Thank you..i just out from relationship, my ex have dysthymia depression.. Wonderful guy but he drives me crazy.. Pushed me away and Sometimes I feel depressed too

Let them know often that you are thinking of them. Send them an encouraging letter or card, that they can keep reading.

No depression is not contagious - you can't just catch it like a damn cold! People with depression develop it, whether it be from past experiences, what their life has been/is like growing up, whether a recent event triggers it.. But mainly it's something inside that person, something that can't be controlled. :( a depressant can cry and not even know why :( I've been there and I've got friends and family that have too.. It makes me mad when people have the audacity to say things like 'she's an attention seeker' or 'she's just crazy' - small minded people will say shit like this and I have no time for individuals like that.. A depressed person could be smiling on the outside but crying on the inside - no one knows what happens behind closed doors and that is you should never judge a persons feelings.. Whether you know them or not.. Sorry for the essay, just felt I needed to air it :) x

My friends need to read this post but if they did they would disown me and go against it we need to start teaching younger children the consequences of not fully supporting friends in rough times and not to always feel sorry for only themselves

Depression is contagious?

worst thing to say? 'I don't love you anymore'. Thanks, that really helps!

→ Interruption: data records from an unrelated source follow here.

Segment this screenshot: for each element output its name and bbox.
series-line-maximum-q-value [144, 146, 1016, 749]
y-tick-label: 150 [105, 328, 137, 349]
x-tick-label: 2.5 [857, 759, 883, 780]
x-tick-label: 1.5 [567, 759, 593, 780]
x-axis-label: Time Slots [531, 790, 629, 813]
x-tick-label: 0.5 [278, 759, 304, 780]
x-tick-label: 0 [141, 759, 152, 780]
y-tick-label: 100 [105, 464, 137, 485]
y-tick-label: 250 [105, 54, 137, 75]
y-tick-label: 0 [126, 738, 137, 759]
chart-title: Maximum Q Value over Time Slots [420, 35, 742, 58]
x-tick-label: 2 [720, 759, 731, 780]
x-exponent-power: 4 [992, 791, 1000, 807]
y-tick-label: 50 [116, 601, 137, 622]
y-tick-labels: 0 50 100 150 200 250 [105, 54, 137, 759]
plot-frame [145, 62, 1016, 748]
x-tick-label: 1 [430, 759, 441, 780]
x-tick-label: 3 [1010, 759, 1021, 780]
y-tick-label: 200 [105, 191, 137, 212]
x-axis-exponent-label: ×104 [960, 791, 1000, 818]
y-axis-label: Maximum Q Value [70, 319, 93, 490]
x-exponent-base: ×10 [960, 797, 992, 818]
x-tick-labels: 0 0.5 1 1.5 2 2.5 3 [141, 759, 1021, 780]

Never make rude remarks, even if you feel like they're trying to get attention, they aren't! And having someone you need the most label you as " crazy" or making them feel ashamed.. It really isn't something a person has control of. They can try different methods to help alleviate some symptoms, but there is no cure for depression. I'd suggest reading up and studying anything you can if you really care for that person. Understand when they withdraw, don't get mad or take offense just let them know that if and when they're ready to talk you're always there. Maybe even have a night where you just spend a night devoting all of your attention to them... Ice cream, pj's and a good movie... Or whatever you know they enjoy without leaving the house, even getting their mind off things for a short time is helpful, but don't be offended if they decline! Most of all love and patience!

I know that a lot of us say "I can't deal with it" to people, but saying that to a depressed person is definitely worse. It could make them feel guilty and hopeless ; I'm glad you pointed it out. Although it gets really hard when you have to cope with depression and theirs as well.